Youngblood’s gotta start journaling or something, damn. Seems like he’s got some thoughts he’s gotta get out there onto the page. But, you know, he’ll also feel more at home if he gets out there and absorbs his environment rather than living like he’s in an airport terminal waiting for a plane. Just saying.
Hilariously The Niche Cache was unexpectedly quoted in that article. Not so hilariously they didn’t bother to chuck a link in to the piece they were quoting or even attribute the website they got it from... plus at one point Paul Henare was referred to as the coach of the All Blacks. It was pretty clearly written from an American perspective with only the typical surface level interest in what’s going on in Aotearoa so take it all with a grain of salt. Although that USA perspective did serve up this one other cheeky scoop...

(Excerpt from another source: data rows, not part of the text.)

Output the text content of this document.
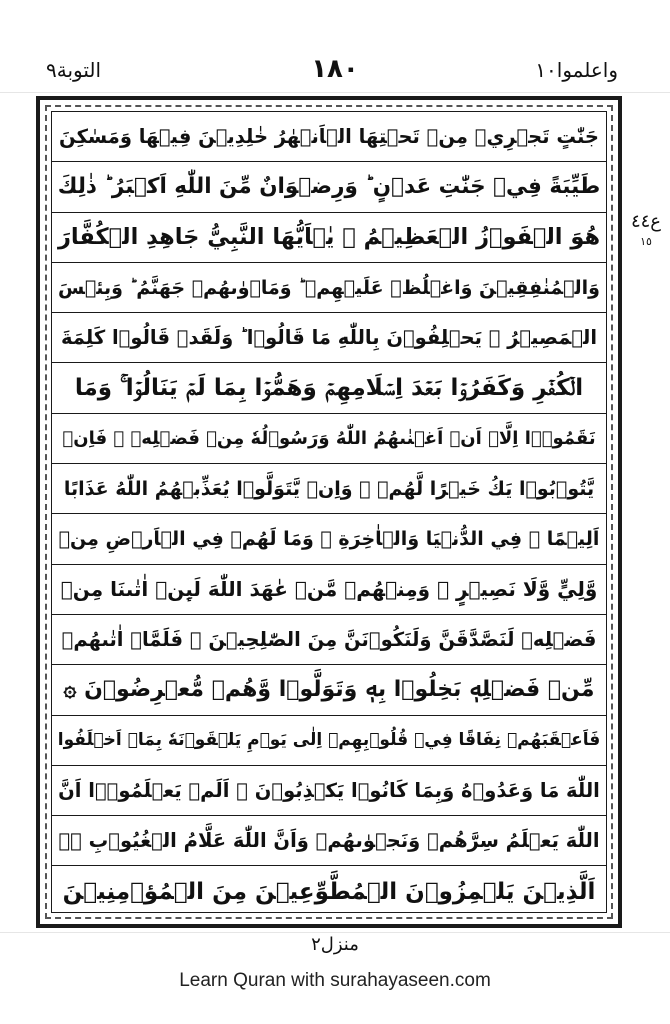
واعلموا١٠
١٨٠
التوبة٩
جَنّٰتٍ تَجۡرِيۡ مِنۡ تَحۡتِهَا الۡاَنۡهٰرُ خٰلِدِيۡنَ فِيۡهَا وَمَسٰكِنَ
طَيِّبَةً فِيۡ جَنّٰتِ عَدۡنٍ ؕ وَرِضۡوَانٌ مِّنَ اللّٰهِ اَكۡبَرُ ؕ ذٰلِكَ
هُوَ الۡفَوۡزُ الۡعَظِيۡمُ ۞ يٰۤاَيُّهَا النَّبِيُّ جَاهِدِ الۡكُفَّارَ
وَالۡمُنٰفِقِيۡنَ وَاغۡلُظۡ عَلَيۡهِمۡ ؕ وَمَاۡوٰٮهُمۡ جَهَنَّمُ ؕ وَبِئۡسَ
الۡمَصِيۡرُ ۞ يَحۡلِفُوۡنَ بِاللّٰهِ مَا قَالُوۡا ؕ وَلَقَدۡ قَالُوۡا كَلِمَةَ
الۡكُفۡرِ وَكَفَرُوۡا بَعۡدَ اِسۡلَامِهِمۡ وَهَمُّوۡا بِمَا لَمۡ يَنَالُوۡا ۚ وَمَا
نَقَمُوۡۤا اِلَّاۤ اَنۡ اَغۡنٰٮهُمُ اللّٰهُ وَرَسُوۡلُهٗ مِنۡ فَضۡلِهٖ ۚ فَاِنۡ
يَّتُوۡبُوۡا يَكُ خَيۡرًا لَّهُمۡ ۚ وَاِنۡ يَّتَوَلَّوۡا يُعَذِّبۡهُمُ اللّٰهُ عَذَابًا
اَلِيۡمًا ۙ فِي الدُّنۡيَا وَالۡاٰخِرَةِ ۚ وَمَا لَهُمۡ فِي الۡاَرۡضِ مِنۡ
وَّلِيٍّ وَّلَا نَصِيۡرٍ ۞ وَمِنۡهُمۡ مَّنۡ عٰهَدَ اللّٰهَ لَٮِٕنۡ اٰتٰٮنَا مِنۡ
فَضۡلِهٖ لَنَصَّدَّقَنَّ وَلَنَكُوۡنَنَّ مِنَ الصّٰلِحِيۡنَ ۞ فَلَمَّاۤ اٰتٰٮهُمۡ
مِّنۡ فَضۡلِهٖ بَخِلُوۡا بِهٖ وَتَوَلَّوۡا وَّهُمۡ مُّعۡرِضُوۡنَ ۞
فَاَعۡقَبَهُمۡ نِفَاقًا فِيۡ قُلُوۡبِهِمۡ اِلٰى يَوۡمِ يَلۡقَوۡنَهٗ بِمَاۤ اَخۡلَفُوا
اللّٰهَ مَا وَعَدُوۡهُ وَبِمَا كَانُوۡا يَكۡذِبُوۡنَ ۞ اَلَمۡ يَعۡلَمُوۡۤا اَنَّ
اللّٰهَ يَعۡلَمُ سِرَّهُمۡ وَنَجۡوٰٮهُمۡ وَاَنَّ اللّٰهَ عَلَّامُ الۡغُيُوۡبِ ۞ۚ
اَلَّذِيۡنَ يَلۡمِزُوۡنَ الۡمُطَّوِّعِيۡنَ مِنَ الۡمُؤۡمِنِيۡنَ
ع٤٤
١٥
منزل٢
Learn Quran with surahayaseen.com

Now, I noticed that the Breakers didn’t actually refer to Rick Pitino in their announcing of Dan Shamir. That was something that other folks around the traps picked up on from his wikipedia page. But there doesn’t ever seem to have been anyone barking around trying to correct that mishap like tends to happen with some of the less glowing reports out there (IYKYK). Which, honestly, is getting so tiresome.
Take Tom Abercrombie’s contract extension for example. Great news, right? The team’s most experienced player and a Tall Blacks icon committing himself to the club moving forwards, showing his support for the direction that everything is heading in, right? Sure. And it’s beautiful that Tom Abercrombie is hanging around. But the thing there is that he signed a three-year contract before the 2018-19 season. He still had two years to run on that thing so they’ve actually only given him one extra season, at a time when there was no rush to do so, and in exchange they were able to feed him a script that read like an ISIS hostage video...
“It is important for me as a player who’s been here a long time to show that I’m 100 percent behind the changes at the club. I am 100 percent committed to what Dan Shamir and the team are doing and the direction the club is going.”
This is the same guy who strangely found himself with a teammate’s arm around his neck as he tried to drag RJ Hampton out of that kerfuffle last game. Not sure why Glen Rice decided he needed to drag Abercrombie off Hampton but poor old Tommy, the nicest fella in the league, and he keeps getting caught in the middle of things. By the way if you’re wondering how permanent an NBL contract extension can be, he signed his last one at the same time as Shea Ili.
Look, none of this is meant to be anti-Breakers or whatever. I want to see them winning games and doing well, regardless of anything else. And that might still happen as things come together over the coming weeks now that their schedule has slowed down, the wagon traversing merrily along the sunny, green, heavenly path at this fork in the road. Or it could go the other way.
Fingers crossed it’s the first path.